Starting with a fresh windows form project you will need to make references to Microsoft.Xna.Framework and Microsoft.Xna.Framework.Graphics. Now make a reference to your XNA project where your XNA game is located (or game library).

Copy over those three files and change the namespace on those three classes to your windows form namespace. Then you will want to make a NEW class which inherits from GraphicsDeviceControl.

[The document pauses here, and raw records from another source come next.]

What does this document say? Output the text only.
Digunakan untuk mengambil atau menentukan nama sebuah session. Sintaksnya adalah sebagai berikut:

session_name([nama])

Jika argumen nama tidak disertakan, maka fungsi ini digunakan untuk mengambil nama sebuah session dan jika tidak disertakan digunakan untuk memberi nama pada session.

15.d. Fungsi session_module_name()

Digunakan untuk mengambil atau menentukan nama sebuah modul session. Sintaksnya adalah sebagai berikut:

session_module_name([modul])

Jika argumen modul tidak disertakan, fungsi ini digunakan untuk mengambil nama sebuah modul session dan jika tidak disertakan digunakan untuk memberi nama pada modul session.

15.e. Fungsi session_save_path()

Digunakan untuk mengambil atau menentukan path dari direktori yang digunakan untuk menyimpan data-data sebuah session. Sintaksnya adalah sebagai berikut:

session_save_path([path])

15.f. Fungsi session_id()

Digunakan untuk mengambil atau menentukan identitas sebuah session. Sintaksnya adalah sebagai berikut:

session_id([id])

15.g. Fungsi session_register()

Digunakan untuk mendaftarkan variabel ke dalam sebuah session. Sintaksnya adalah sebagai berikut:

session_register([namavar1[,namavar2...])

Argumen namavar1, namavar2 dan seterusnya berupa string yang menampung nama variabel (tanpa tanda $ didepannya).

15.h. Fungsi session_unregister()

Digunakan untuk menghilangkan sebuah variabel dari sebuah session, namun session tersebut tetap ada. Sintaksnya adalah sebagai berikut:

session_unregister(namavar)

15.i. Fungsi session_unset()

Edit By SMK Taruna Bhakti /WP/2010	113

Now modify the using statements to include the XNA libraries you need. Then add the overrides for Initialize, Dispose, Draw, and any other methods you will be needing to modify.

e.g.

#region Using Statements
using Microsoft.Xna.Framework;
using Microsoft.Xna.Framework.Content;
using Microsoft.Xna.Framework.Graphics;
#endregion

namespace WindowsFormsApplication1
{
    public class MapControl : GraphicsDeviceControl
    {
        protected override void Initialize()
        {
            //throw new System.NotImplementedException();
        }
        protected override void Dispose(bool disposing)
        {
            base.Dispose(disposing);
        }
        protected override void Draw()
        {
            //throw new System.NotImplementedException();
        }
    }
}

Now compile the windows form project and your new control will appear in the toolbox.

This all came about because I couldn't figure out why I kept getting errors when trying to place the abstract base class GraphicsDeviceControl on the form, but it's taken me 2 years to actually figure out why.